Она со всеми и отстранена от всех; в толпе сверстниц она не подруга, в гостиной без голоса, повсюду без воли. Прилично ли ей участие в жизни того круга, в котором она приемыш, к которому привило ее благодеяние? У ней нет родных, но есть благодетели, для нее нет ни судьбы, ни счастия, но есть покровители; и какого счастия желать ей более? Оно уже излило на нее все дары свои: бесприютная сирота принята в дом, одарена всеми потребностями жизни; чего ж желать ей? Она за одним столом с богатством и почестями, для ночлега ей отведена теплая комната, ей платья шьют иностранки, ее возят с собой в карете. Чего еще ей остается желать, если она сравнена по образованию и по одежде с людьми значущими в свете? Нужно ли ей желать богатства, этого всеобщего идола, если она пользуется всеми дарами его? Как она счастлива! Счастлива; только ей нельзя забываться: она бы забылась, если б решилась обнаружить свои чувства, ум и желания; она бы забылась, ей бы напомнили не то, что она есть, но что была, если б она дала себе цену; ей бы напомнили о чем-то страшном: несколько слов, сказанных безжалостно о милосердии, совершившемся над ней, могут заставить увянуть цветущую ее молодость. Бедная! Кто из окружающих тебя понял тебя? Кто из свидетелей твоего молчания, посреди общего шума, был свидетелем твоих чувств? Кто был глух к ликованию беспечных и прислушивался к внутреннему голосу твоей души?

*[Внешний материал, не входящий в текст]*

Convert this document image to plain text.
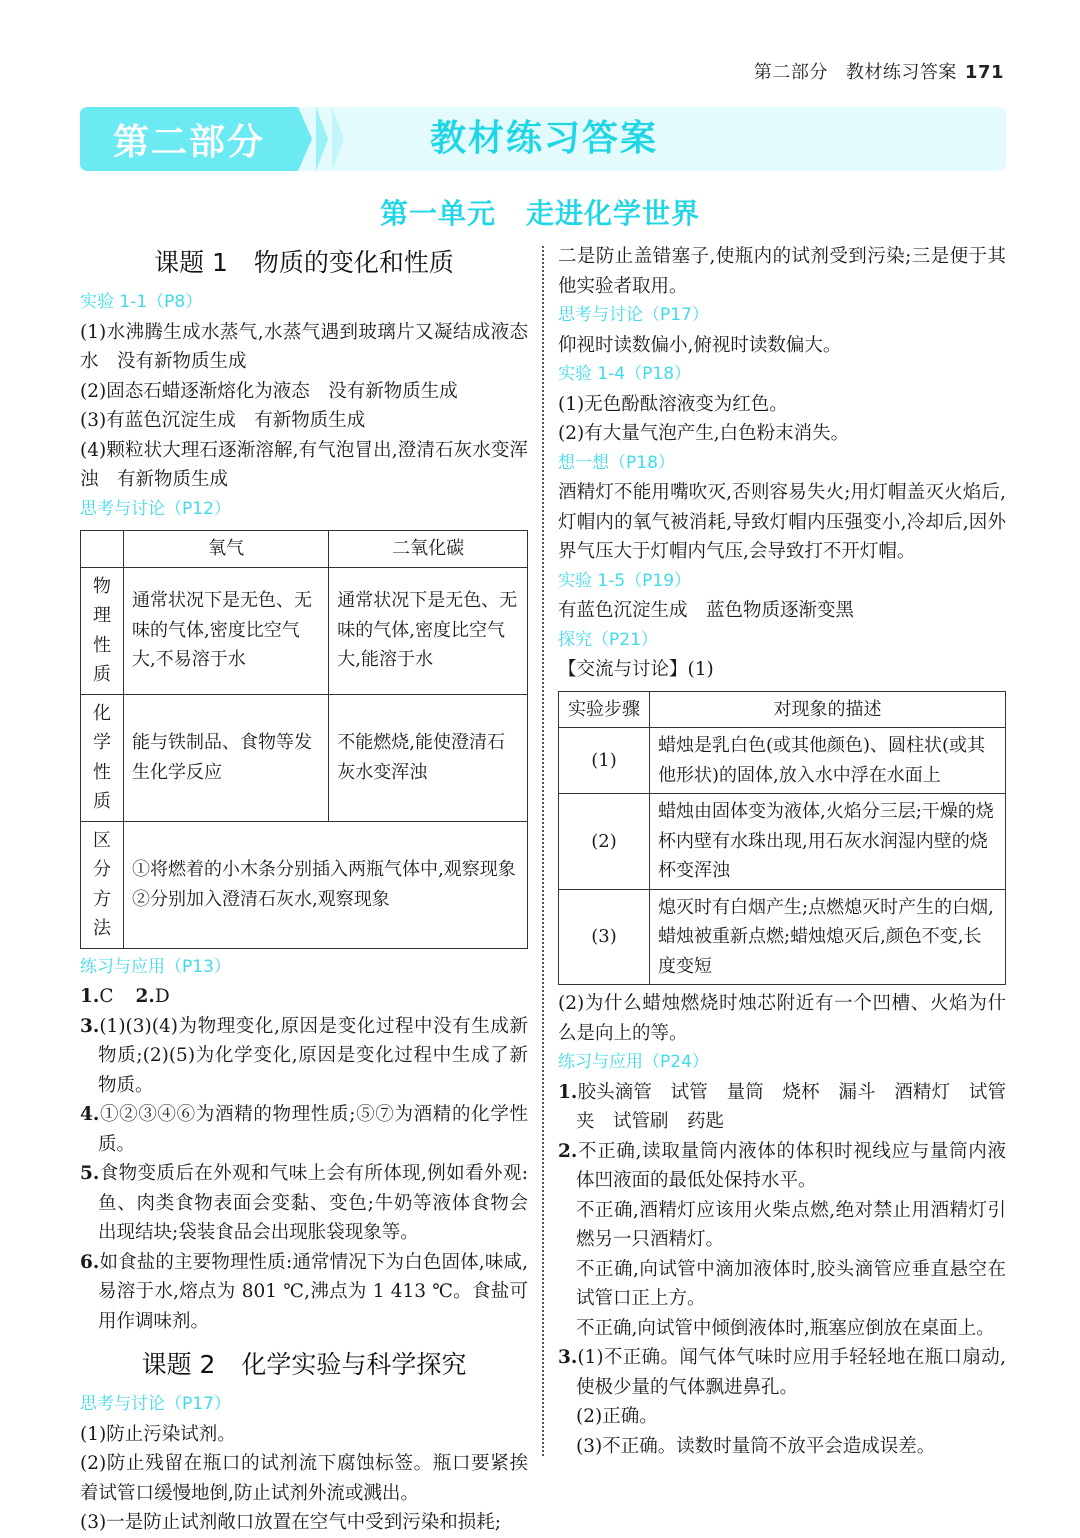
第二部分 教材练习答案 171
第二部分	教材练习答案
第一单元 走进化学世界
课题 1 物质的变化和性质
实验 1-1（P8）

(1)水沸腾生成水蒸气,水蒸气遇到玻璃片又凝结成液态水　没有新物质生成

(2)固态石蜡逐渐熔化为液态　没有新物质生成

(3)有蓝色沉淀生成　有新物质生成

(4)颗粒状大理石逐渐溶解,有气泡冒出,澄清石灰水变浑浊　有新物质生成

思考与讨论（P12）
	氧气	二氧化碳
物理性质	通常状况下是无色、无味的气体,密度比空气大,不易溶于水	通常状况下是无色、无味的气体,密度比空气大,能溶于水
化学性质	能与铁制品、食物等发生化学反应	不能燃烧,能使澄清石灰水变浑浊
区分方法	①将燃着的小木条分别插入两瓶气体中,观察现象
②分别加入澄清石灰水,观察现象	
练习与应用（P13）

1.C 2.D

3.(1)(3)(4)为物理变化,原因是变化过程中没有生成新物质;(2)(5)为化学变化,原因是变化过程中生成了新物质。

4.①②③④⑥为酒精的物理性质;⑤⑦为酒精的化学性质。

5.食物变质后在外观和气味上会有所体现,例如看外观:鱼、肉类食物表面会变黏、变色;牛奶等液体食物会出现结块;袋装食品会出现胀袋现象等。

6.如食盐的主要物理性质:通常情况下为白色固体,味咸,易溶于水,熔点为 801 ℃,沸点为 1 413 ℃。食盐可用作调味剂。

课题 2 化学实验与科学探究
思考与讨论（P17）

(1)防止污染试剂。

(2)防止残留在瓶口的试剂流下腐蚀标签。瓶口要紧挨着试管口缓慢地倒,防止试剂外流或溅出。

(3)一是防止试剂敞口放置在空气中受到污染和损耗;

二是防止盖错塞子,使瓶内的试剂受到污染;三是便于其他实验者取用。

思考与讨论（P17）

仰视时读数偏小,俯视时读数偏大。

实验 1-4（P18）

(1)无色酚酞溶液变为红色。

(2)有大量气泡产生,白色粉末消失。

想一想（P18）

酒精灯不能用嘴吹灭,否则容易失火;用灯帽盖灭火焰后,灯帽内的氧气被消耗,导致灯帽内压强变小,冷却后,因外界气压大于灯帽内气压,会导致打不开灯帽。

实验 1-5（P19）

有蓝色沉淀生成　蓝色物质逐渐变黑

探究（P21）

【交流与讨论】(1)

实验步骤	对现象的描述
(1)	蜡烛是乳白色(或其他颜色)、圆柱状(或其他形状)的固体,放入水中浮在水面上
(2)	蜡烛由固体变为液体,火焰分三层;干燥的烧杯内壁有水珠出现,用石灰水润湿内壁的烧杯变浑浊
(3)	熄灭时有白烟产生;点燃熄灭时产生的白烟,蜡烛被重新点燃;蜡烛熄灭后,颜色不变,长度变短

(2)为什么蜡烛燃烧时烛芯附近有一个凹槽、火焰为什么是向上的等。

练习与应用（P24）

1.胶头滴管　试管　量筒　烧杯　漏斗　酒精灯　试管夹　试管刷　药匙

2.不正确,读取量筒内液体的体积时视线应与量筒内液体凹液面的最低处保持水平。

不正确,酒精灯应该用火柴点燃,绝对禁止用酒精灯引燃另一只酒精灯。

不正确,向试管中滴加液体时,胶头滴管应垂直悬空在试管口正上方。

不正确,向试管中倾倒液体时,瓶塞应倒放在桌面上。

3.(1)不正确。闻气体气味时应用手轻轻地在瓶口扇动,使极少量的气体飘进鼻孔。

(2)正确。

(3)不正确。读数时量筒不放平会造成误差。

Есть ли о чем ей грустить: ей говорят, что она всем снабжена, всем одарена. Ее не учили грустить, но где же научилась она грусти? Может быть, с пятнадцати лет сама природа нашептала ей про иное счастье? может быть, сравнила она свою участь с участью подобных себе, равных ей по красоте тела и души? может быть, она поняла, взвесила себя? Но грусть ее была так тиха, так молчалива и таинственна для всего окружающего. Заботятся ли люди понять душевные нужды? или думают они, что только тело требует пищи и приюта, а у души нет жажды, а сердцу не нужно постороннего пламени? Тиха была ее грусть, мирна была жизнь ее; она, кажется, приучила душу свою ко всем недостаткам, привыкла жить по чужой воле, по чужому вкусу, по чужим желаниям, применилась ко всему. Но вдруг однажды, едва румяное утро прояснило природу, вбежала она в избу садового сторожа, бледная, испуганная, в слезах; волосы ее в первый раз распустились в беспорядке по плечам.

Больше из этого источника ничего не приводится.